Israeli military officer

Ella Waweya (אלה ואויה, إيلا واوية; born 16 October 1989), known widely as "Captain Ella" (קפטן אלה, كابتن إيلا), is an Israel Defense Forces (IDF) officer who holds the rank of lieutenant colonel. She is the highest-ranking Muslim in the IDF and is currently serving as the Spokesperson for the IDF's Arabic media, heading the Arabic communications department.

==Biography==
Ella was born in Qalansawe, Israel, to a Muslim family. She completed her high school education at Atid School in her hometown, earned a BA with honors in Communications from Netanya Academic College, and an MA with honors in Government and Political Marketing from the Interdisciplinary Center Herzliya.

Before joining the IDF, she worked in communications, including radio broadcasting, and founded the “Shared Life” project to promote Arab–Jewish coexistence. After national service at Meir Hospital in Kfar Saba in 2011, she volunteered for the Israel Defense Forces in 2013, becoming the first female soldier from the Triangle area, initially keeping her service private from her family as they excommunicated her for treason.

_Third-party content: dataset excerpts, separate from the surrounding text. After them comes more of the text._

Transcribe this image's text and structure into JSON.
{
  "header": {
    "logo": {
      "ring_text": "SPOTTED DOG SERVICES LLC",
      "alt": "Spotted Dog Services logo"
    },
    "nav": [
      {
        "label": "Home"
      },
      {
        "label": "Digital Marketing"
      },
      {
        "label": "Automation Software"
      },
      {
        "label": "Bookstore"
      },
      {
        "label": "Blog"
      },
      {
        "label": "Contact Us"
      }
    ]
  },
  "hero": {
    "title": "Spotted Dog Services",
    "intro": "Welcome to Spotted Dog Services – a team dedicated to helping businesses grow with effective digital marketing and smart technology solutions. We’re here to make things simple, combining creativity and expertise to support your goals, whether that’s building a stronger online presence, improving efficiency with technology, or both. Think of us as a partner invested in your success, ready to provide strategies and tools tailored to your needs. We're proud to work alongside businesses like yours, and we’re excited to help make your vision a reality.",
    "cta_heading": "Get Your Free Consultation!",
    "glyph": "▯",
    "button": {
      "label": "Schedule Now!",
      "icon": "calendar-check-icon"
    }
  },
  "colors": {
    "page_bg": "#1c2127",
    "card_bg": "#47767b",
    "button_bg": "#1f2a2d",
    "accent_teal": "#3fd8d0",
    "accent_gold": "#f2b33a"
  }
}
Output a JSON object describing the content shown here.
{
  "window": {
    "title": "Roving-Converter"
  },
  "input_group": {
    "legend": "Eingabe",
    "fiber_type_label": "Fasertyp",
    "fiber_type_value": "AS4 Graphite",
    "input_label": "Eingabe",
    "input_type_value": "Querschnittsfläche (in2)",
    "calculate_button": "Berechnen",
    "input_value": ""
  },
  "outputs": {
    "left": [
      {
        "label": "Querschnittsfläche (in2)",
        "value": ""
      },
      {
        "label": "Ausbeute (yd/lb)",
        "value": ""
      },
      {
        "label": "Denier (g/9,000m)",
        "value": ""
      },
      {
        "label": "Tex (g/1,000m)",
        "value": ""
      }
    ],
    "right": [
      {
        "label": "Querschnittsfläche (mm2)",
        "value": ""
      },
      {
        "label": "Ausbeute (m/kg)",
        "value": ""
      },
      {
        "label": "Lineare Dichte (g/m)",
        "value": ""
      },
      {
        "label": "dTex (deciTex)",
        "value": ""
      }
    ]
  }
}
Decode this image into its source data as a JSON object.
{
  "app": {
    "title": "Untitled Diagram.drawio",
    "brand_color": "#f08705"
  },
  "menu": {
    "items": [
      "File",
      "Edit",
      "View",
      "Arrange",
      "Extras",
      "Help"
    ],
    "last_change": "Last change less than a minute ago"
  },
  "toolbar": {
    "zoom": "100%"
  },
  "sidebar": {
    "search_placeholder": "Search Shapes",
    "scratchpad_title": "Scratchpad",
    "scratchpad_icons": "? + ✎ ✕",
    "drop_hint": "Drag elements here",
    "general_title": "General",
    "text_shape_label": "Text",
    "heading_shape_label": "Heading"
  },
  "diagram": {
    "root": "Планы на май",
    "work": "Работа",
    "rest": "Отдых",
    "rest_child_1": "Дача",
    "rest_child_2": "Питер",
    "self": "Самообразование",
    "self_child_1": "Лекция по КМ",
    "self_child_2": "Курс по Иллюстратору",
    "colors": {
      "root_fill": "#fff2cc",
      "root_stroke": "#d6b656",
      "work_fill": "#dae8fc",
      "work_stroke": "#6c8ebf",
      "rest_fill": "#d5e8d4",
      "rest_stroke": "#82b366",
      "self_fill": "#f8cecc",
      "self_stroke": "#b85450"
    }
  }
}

In February 2026, Ella was selected to succeed Avichay Adraee, who lately retired from Spokesperson for the IDF's Arabic media. On 15 February, she was officially appointed as the IDF's Arabic media spokesperson during a handover ceremony in Tel Aviv.

== Social media ==
Under the moniker "Captain Ella", Waweya posts Arabic-language content on social media.
According to The Times of Israel, she has more than half a million followers on TikTok and 200,000 on X.